Headshot of Marek Stastna

“I hope the funding leads to a greater profile for the Faculty of Mathematics within the climate space, both at UW and beyond,” Stastna says. “I also hope it will increase Math’s profile in interdisciplinary research. I feel both excited to start, and a bit nervous due to the novelty of the endeavour.”

Stastna, who completed all his degrees at Waterloo and has taught here since 2004, has been conducting research at the intersection of mathematics and climate science for decades. He has served as both the publications director and the president of the Canadian Meteorological and Oceanographic Society, and is currently the chief editor of Atmosphere-Ocean.

Stastna says that he applied for CREATE program funding “as a way to strengthen a community of like-minded individuals who see a strong role for the quantitative/mathematical side of climate science.” The funding will help bring in graduate students focused on this research, will allow for summer education with a broad student footprint, will allow for stronger relationship between Waterloo and the three other participating institutions (The University of Toronto, McGill University, and Dalhousie University) as well as Environment and Climate Change Canada and the Department of Fisheries and Oceans.
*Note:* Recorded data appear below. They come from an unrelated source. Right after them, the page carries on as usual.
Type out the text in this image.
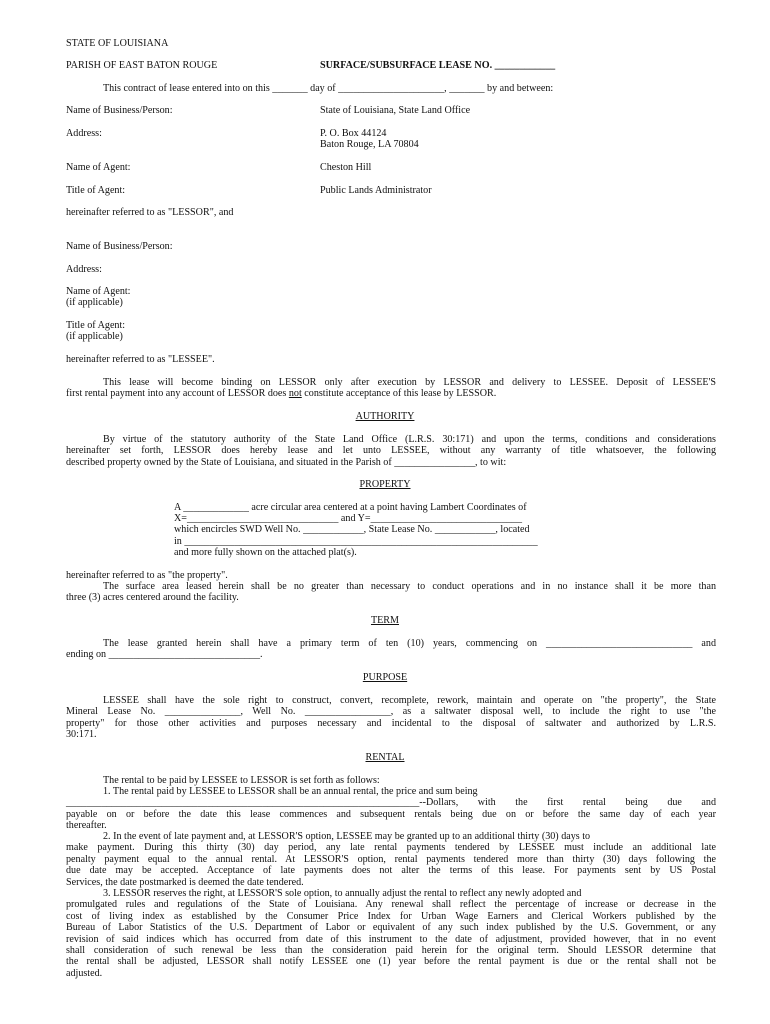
STATE OF LOUISIANA
PARISH OF EAST BATON ROUGE	SURFACE/SUBSURFACE LEASE NO. ____________
This contract of lease entered into on this _______ day of _____________________, _______ by and between:
Name of Business/Person:	State of Louisiana, State Land Office
Address:	P. O. Box 44124
Baton Rouge, LA 70804
Name of Agent:	Cheston Hill
Title of Agent:	Public Lands Administrator
hereinafter referred to as "LESSOR", and
Name of Business/Person:
Address:
Name of Agent:
(if applicable)
Title of Agent:
(if applicable)
hereinafter referred to as "LESSEE".
This lease will become binding on LESSOR only after execution by LESSOR and delivery to LESSEE. Deposit of LESSEE'S
first rental payment into any account of LESSOR does not constitute acceptance of this lease by LESSOR.
AUTHORITY
By virtue of the statutory authority of the State Land Office (L.R.S. 30:171) and upon the terms, conditions and considerations
hereinafter set forth, LESSOR does hereby lease and let unto LESSEE, without any warranty of title whatsoever, the following
described property owned by the State of Louisiana, and situated in the Parish of ________________, to wit:
PROPERTY
A _____________ acre circular area centered at a point having Lambert Coordinates of
X=______________________________ and Y=______________________________
which encircles SWD Well No. ____________, State Lease No. ____________, located
in ______________________________________________________________________
and more fully shown on the attached plat(s).
hereinafter referred to as "the property".
The surface area leased herein shall be no greater than necessary to conduct operations and in no instance shall it be more than
three (3) acres centered around the facility.
TERM
The lease granted herein shall have a primary term of ten (10) years, commencing on _____________________________ and
ending on ______________________________.
PURPOSE
LESSEE shall have the sole right to construct, convert, recomplete, rework, maintain and operate on "the property", the State
Mineral Lease No. _______________, Well No. _________________, as a saltwater disposal well, to include the right to use "the
property" for those other activities and purposes necessary and incidental to the disposal of saltwater and authorized by L.R.S.
30:171.
RENTAL
The rental to be paid by LESSEE to LESSOR is set forth as follows:
1. The rental paid by LESSEE to LESSOR shall be an annual rental, the price and sum being
______________________________________________________________________--Dollars, with the first rental being due and
payable on or before the date this lease commences and subsequent rentals being due on or before the same day of each year
thereafter.
2. In the event of late payment and, at LESSOR'S option, LESSEE may be granted up to an additional thirty (30) days to
make payment. During this thirty (30) day period, any late rental payments tendered by LESSEE must include an additional late
penalty payment equal to the annual rental. At LESSOR'S option, rental payments tendered more than thirty (30) days following the
due date may be accepted. Acceptance of late payments does not alter the terms of this lease. For payments sent by US Postal
Services, the date postmarked is deemed the date tendered.
3. LESSOR reserves the right, at LESSOR'S sole option, to annually adjust the rental to reflect any newly adopted and
promulgated rules and regulations of the State of Louisiana. Any renewal shall reflect the percentage of increase or decrease in the
cost of living index as established by the Consumer Price Index for Urban Wage Earners and Clerical Workers published by the
Bureau of Labor Statistics of the U.S. Department of Labor or equivalent of any such index published by the U.S. Government, or any
revision of said indices which has occurred from date of this instrument to the date of adjustment, provided however, that in no event
shall consideration of such renewal be less than the consideration paid herein for the original term. Should LESSOR determine that
the rental shall be adjusted, LESSOR shall notify LESSEE one (1) year before the rental payment is due or the rental shall not be
adjusted.
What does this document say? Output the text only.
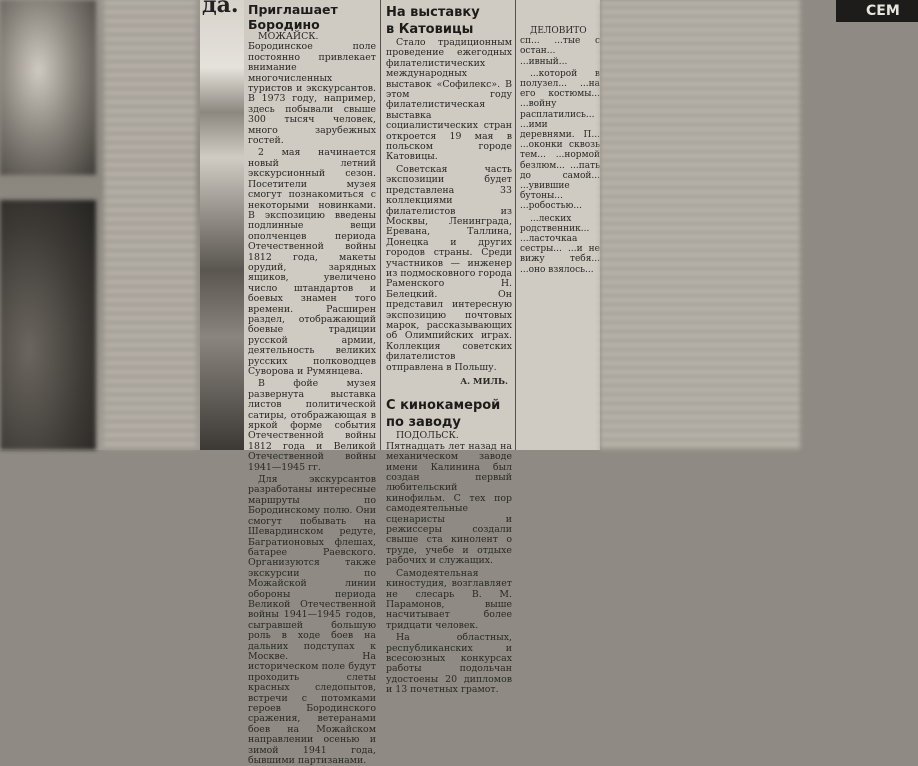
да. Приглашает
Бородино

МОЖАЙСК. Бородинское поле постоянно привлекает внимание многочисленных туристов и экскурсантов. В 1973 году, например, здесь побывали свыше 300 тысяч человек, много зарубежных гостей.

2 мая начинается новый летний экскурсионный сезон. Посетители музея смогут познакомиться с некоторыми новинками. В экспозицию введены подлинные вещи ополченцев периода Отечественной войны 1812 года, макеты орудий, зарядных ящиков, увеличено число штандартов и боевых знамен того времени. Расширен раздел, отображающий боевые традиции русской армии, деятельность великих русских полководцев Суворова и Румянцева.

В фойе музея развернута выставка листов политической сатиры, отображающая в яркой форме события Отечественной войны 1812 года и Великой Отечественной войны 1941—1945 гг.

Для экскурсантов разработаны интересные маршруты по Бородинскому полю. Они смогут побывать на Шевардинском редуте, Багратионовых флешах, батарее Раевского. Организуются также экскурсии по Можайской линии обороны периода Великой Отечественной войны 1941—1945 годов, сыгравшей большую роль в ходе боев на дальних подступах к Москве. На историческом поле будут проходить слеты красных следопытов, встречи с потомками героев Бородинского сражения, ветеранами боев на Можайском направлении осенью и зимой 1941 года, бывшими партизанами.

На выставку
в Катовицы

Стало традиционным проведение ежегодных филателистических международных выставок «Софилекс». В этом году филателистическая выставка социалистических стран откроется 19 мая в польском городе Катовицы.

Советская часть экспозиции будет представлена 33 коллекциями филателистов из Москвы, Ленинграда, Еревана, Таллина, Донецка и других городов страны. Среди участников — инженер из подмосковного города Раменского Н. Белецкий. Он представил интересную экспозицию почтовых марок, рассказывающих об Олимпийских играх. Коллекция советских филателистов отправлена в Польшу.

А. МИЛЬ.
С кинокамерой
по заводу

ПОДОЛЬСК. Пятнадцать лет назад на механическом заводе имени Калинина был создан первый любительский кинофильм. С тех пор самодеятельные сценаристы и режиссеры создали свыше ста кинолент о труде, учебе и отдыхе рабочих и служащих.

Самодеятельная киностудия, возглавляет не слесарь В. М. Парамонов, выше насчитывает более тридцати человек.

На областных, республиканских и всесоюзных конкурсах работы подольчан удостоены 20 дипломов и 13 почетных грамот.

СЕМ

ДЕЛОВИТО сп... ...тые с остан... ...ивный...

...которой в полузел... ...на его костюмы... ...войну расплатились... ...ими деревнями. П... ...оконки сквозь тем... ...нормой безлюм... ...пать до самой... ...увившие бутоны... ...робостью...

...леских родственник... ...ласточкаа сестры... ...и не вижу тебя... ...оно взялось...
It will also ideally increase graduate student opportunities for employment in industry and government post-graduation.

“I would like to thank my co-PI Francis Poulin, who advocated for taking a CREATE on and convinced me this was a good idea (and helped all along the way),” Stastna says. He is also grateful to Brittany Reiche and Sarindra Andrianasolo in the Mathematics Office of Research, the office of the Vice President, Research and International, and the deans of the Faculties of Mathematics, Engineering, and Environment.